We need to be super careful to not fall into ruts.
What is a rut?
A rut is getting stuck. Getting stalled. Treading water.
It happens to almost everyone at some point. You feel as if you’re not really making headway in a long term project, but you’re not necessarily regressing either.
One of my big concerns with people in therapy is to not fall into ruts.
Falling into a rut in therapy or personal development is deceptively easy.
It often happens after we’ve made some progress. We look back upon the progress we’e made, and we’re both satisfied and kind of tired…so we take our foot off the accelerator.
Taking our foot off the accelerator is fine, of course…but if we’re going to back off, we need to be super mindful of how long it’s been, and we need to have a clear idea of when we’re going to start goosing the gas pedal again.
Personal growth is hard work. Therapy is hard work. Healing is hard work.
It’s very understandable for people to want to find reasons to kind of back off that hard work.
It’s absolutely true that the pace of therapy and personal development ebbs and flows. The pace of life ebbs and flows. We shouldn’t expect healing or recovery to always be rocketing upward; of course there’s going to be some give and take.
We just have to be mindful. We have to stay sharp.
I’ve seen people fall into holding patterns in therapy after making big leaps of progress…and then stay in those holding patterns for literally years.
The impulse to grow is very often in competition with the impulse to seek comfort. Both growth and comfort are parts of healing and recovery.
But what happens with a subset of people is, they get comfortable with a therapist, or with a technique, or with a routine…and they lose the inclination to keep pushing forward.
This makes sense for some people. Many people in therapy haven’t really had the experience of feeling comfortable and safe. When they get into a therapy relationship or a healthy routine that they can live with, it can feel like an entirely new world.
It’s tempting to just kind of hang out in that world.
But we can’t afford to do that indefinitely.
I’ve done this myself. For years, I was seeing a very competent, very experienced, very wise therapist.
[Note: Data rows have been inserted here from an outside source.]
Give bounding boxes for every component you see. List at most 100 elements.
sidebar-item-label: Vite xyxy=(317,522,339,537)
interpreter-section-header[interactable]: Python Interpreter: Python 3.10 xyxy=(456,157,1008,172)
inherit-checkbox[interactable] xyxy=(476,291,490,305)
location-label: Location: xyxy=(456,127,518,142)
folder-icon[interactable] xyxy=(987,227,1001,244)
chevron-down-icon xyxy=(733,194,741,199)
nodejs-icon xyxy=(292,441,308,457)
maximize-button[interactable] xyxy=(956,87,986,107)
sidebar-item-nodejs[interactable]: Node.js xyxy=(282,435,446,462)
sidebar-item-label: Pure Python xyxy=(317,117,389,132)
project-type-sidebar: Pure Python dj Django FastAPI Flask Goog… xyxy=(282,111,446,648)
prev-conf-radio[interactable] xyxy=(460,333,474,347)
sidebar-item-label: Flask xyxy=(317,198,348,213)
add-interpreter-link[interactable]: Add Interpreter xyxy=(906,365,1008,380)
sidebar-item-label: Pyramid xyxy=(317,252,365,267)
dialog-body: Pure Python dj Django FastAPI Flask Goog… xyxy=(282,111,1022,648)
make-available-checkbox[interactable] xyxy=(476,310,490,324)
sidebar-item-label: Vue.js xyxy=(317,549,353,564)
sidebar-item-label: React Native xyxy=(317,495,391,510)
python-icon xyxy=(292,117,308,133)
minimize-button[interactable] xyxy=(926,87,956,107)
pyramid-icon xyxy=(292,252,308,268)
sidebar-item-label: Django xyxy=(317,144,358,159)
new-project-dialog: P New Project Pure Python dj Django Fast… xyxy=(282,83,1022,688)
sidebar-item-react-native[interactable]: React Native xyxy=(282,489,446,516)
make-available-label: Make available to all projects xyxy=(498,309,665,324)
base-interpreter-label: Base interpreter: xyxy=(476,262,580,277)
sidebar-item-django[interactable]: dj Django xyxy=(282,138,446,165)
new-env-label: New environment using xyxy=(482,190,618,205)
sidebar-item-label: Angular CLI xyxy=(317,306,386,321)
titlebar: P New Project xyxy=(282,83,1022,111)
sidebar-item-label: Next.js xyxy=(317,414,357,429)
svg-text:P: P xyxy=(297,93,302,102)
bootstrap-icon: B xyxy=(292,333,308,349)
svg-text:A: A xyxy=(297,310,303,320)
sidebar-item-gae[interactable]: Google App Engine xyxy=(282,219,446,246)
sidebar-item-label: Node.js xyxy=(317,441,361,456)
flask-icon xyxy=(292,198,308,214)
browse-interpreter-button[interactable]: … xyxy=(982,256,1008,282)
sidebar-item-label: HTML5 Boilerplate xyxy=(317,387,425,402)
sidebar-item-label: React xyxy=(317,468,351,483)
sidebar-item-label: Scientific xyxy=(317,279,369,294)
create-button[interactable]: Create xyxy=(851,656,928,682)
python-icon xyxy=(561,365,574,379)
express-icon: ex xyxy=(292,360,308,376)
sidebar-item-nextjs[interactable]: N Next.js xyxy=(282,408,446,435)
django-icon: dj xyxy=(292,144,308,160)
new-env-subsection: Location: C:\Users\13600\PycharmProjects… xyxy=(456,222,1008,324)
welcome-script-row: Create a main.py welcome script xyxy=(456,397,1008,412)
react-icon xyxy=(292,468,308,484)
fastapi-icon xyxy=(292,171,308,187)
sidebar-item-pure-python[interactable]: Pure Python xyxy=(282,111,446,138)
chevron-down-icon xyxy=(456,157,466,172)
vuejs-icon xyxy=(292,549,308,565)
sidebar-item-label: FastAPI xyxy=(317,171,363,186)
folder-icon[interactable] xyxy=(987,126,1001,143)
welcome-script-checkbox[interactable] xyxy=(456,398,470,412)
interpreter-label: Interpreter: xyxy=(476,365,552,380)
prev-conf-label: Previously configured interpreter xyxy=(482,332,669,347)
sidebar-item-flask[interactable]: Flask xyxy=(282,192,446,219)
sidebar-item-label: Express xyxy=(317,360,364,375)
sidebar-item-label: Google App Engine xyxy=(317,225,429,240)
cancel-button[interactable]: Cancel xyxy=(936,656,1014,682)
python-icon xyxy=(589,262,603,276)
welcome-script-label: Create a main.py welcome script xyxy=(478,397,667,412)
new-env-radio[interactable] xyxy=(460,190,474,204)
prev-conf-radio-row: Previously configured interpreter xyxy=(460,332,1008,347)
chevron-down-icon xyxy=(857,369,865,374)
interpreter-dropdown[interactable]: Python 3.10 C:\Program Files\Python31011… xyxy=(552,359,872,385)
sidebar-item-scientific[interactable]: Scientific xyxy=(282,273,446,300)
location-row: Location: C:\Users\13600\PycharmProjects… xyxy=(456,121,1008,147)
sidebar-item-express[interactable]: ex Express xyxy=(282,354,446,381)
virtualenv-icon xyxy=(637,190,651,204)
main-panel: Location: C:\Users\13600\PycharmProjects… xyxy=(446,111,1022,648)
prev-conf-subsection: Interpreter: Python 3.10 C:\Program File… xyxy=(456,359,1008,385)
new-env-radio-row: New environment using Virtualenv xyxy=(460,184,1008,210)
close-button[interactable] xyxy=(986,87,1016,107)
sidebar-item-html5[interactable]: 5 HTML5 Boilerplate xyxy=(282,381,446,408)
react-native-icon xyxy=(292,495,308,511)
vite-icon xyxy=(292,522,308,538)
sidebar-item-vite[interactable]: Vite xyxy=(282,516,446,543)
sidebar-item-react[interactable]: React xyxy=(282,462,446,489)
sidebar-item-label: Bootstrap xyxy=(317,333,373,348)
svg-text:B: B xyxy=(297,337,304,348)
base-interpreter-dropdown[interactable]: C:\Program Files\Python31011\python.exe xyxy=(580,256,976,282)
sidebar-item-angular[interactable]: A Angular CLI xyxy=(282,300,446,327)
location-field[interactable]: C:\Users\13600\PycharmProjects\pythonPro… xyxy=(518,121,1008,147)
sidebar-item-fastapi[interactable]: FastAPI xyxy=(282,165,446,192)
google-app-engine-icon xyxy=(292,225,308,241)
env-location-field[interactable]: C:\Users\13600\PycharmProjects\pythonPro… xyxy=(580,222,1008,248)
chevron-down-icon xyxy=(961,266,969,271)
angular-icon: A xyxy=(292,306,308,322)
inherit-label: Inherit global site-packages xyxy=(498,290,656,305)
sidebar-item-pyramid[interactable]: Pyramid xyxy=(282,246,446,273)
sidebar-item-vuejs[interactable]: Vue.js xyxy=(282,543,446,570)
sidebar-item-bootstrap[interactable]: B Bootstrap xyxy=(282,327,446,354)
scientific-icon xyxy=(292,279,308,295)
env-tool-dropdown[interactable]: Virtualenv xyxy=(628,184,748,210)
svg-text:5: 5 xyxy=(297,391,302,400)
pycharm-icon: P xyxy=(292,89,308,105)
We had a good relationship (we still do); and I know I very much got to the point where I knew that if I wanted to just go in and chitchat, as opposed to doing serious therapy work, my rapport with my therapist would absolutely allow me to do that.
So I fell in a rut.
It wasn’t permanent, and luckily it was something I eventually recognized and shook out of…but therapy is so expensive, in terms of money, time, and emotion, that we really can’t afford to just be hanging out with our therapist week after week.
I don’t think people intentionally get stuck in a holding pattern in therapy.
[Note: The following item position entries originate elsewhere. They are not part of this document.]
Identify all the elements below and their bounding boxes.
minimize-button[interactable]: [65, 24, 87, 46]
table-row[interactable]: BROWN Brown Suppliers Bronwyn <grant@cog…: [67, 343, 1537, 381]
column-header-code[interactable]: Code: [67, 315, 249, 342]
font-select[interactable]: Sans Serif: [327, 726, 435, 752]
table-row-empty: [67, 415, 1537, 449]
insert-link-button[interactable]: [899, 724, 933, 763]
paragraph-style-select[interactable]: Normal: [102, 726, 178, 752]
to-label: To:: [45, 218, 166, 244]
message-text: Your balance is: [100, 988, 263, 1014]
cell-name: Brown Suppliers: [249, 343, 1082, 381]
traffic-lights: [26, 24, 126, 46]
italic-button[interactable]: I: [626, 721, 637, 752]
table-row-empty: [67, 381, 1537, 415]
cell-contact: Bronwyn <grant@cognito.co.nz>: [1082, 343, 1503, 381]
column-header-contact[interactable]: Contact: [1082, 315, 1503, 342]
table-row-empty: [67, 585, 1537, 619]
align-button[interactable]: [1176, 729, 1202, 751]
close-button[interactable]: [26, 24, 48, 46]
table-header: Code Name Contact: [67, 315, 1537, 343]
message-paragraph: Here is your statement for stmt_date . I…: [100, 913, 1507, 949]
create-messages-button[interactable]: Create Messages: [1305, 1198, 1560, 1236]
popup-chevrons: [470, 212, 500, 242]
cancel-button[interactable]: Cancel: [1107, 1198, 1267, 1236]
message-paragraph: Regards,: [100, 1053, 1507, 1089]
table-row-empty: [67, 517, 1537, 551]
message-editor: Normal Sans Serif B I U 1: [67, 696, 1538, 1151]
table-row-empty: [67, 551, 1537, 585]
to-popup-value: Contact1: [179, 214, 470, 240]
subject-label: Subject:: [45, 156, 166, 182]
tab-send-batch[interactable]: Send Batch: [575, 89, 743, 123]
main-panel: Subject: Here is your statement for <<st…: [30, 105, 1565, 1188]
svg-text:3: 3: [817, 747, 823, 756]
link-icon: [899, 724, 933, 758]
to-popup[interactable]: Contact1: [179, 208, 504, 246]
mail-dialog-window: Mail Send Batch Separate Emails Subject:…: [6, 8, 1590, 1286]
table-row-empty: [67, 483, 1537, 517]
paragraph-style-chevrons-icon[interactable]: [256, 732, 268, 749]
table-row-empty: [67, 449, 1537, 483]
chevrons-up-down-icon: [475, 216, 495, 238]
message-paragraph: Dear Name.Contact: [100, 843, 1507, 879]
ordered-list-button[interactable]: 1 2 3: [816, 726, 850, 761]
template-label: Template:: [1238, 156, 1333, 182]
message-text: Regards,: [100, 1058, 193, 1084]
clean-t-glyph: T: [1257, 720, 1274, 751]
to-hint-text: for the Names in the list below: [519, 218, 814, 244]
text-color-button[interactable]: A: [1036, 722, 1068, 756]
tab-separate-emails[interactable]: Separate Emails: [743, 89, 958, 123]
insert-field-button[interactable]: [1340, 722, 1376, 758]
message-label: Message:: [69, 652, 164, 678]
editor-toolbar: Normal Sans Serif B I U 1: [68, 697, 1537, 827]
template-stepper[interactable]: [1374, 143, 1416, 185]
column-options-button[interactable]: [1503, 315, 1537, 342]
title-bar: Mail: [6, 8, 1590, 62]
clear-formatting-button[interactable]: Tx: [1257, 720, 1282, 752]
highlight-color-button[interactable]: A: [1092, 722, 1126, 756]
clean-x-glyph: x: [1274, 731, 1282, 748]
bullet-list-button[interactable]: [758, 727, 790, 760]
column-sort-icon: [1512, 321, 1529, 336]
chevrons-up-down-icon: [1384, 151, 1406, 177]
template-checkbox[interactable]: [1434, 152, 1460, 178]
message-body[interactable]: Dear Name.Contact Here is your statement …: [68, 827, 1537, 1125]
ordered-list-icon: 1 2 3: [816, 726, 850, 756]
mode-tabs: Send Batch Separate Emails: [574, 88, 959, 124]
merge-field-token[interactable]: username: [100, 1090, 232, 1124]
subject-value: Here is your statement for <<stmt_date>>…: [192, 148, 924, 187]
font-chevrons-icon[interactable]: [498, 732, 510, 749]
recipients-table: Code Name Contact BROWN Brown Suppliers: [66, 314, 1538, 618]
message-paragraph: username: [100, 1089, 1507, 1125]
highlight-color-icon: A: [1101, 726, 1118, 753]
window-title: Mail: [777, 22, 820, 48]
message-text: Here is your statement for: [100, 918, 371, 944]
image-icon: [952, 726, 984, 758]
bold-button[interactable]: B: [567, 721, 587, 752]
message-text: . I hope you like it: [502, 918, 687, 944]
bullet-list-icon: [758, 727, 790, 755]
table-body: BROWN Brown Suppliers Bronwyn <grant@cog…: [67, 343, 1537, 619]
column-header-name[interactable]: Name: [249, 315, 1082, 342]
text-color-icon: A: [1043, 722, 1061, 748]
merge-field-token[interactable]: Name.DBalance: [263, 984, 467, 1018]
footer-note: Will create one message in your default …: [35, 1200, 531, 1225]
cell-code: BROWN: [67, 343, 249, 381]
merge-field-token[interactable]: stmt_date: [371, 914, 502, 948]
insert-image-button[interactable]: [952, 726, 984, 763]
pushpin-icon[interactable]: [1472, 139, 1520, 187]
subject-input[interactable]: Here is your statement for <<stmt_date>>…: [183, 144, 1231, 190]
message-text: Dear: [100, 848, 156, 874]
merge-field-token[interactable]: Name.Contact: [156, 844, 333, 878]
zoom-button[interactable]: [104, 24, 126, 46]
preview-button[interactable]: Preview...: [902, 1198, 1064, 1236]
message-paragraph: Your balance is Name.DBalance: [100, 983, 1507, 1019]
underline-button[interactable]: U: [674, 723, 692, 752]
I think people find themselves feeling comfortable and safe— and that’s an unfamiliar, really cool feeling that they want to preserve and enjoy.
So unconsciously, I think they push the “pause” button.
The deal they kind of unconsciously make with themselves is, even if I don’t make any more progress in therapy, even if everything else goes to hell…I’ll still have this comfortable, safe, space and relationship to fall back on.
Like so many things, it’s a tempting fantasy, especially if we’ve grown up lacking intimacy and attachment and consistency in our lives.
But falling into a rut in therapy isn’t worth the illusion of comfort and safety it provides.
Therapy and healing and recovery require us to continue to reach out, continue to work, continue to stay sharp, continue to push ourselves.
We can pace ourselves. But we can’t get too comfortable for too long.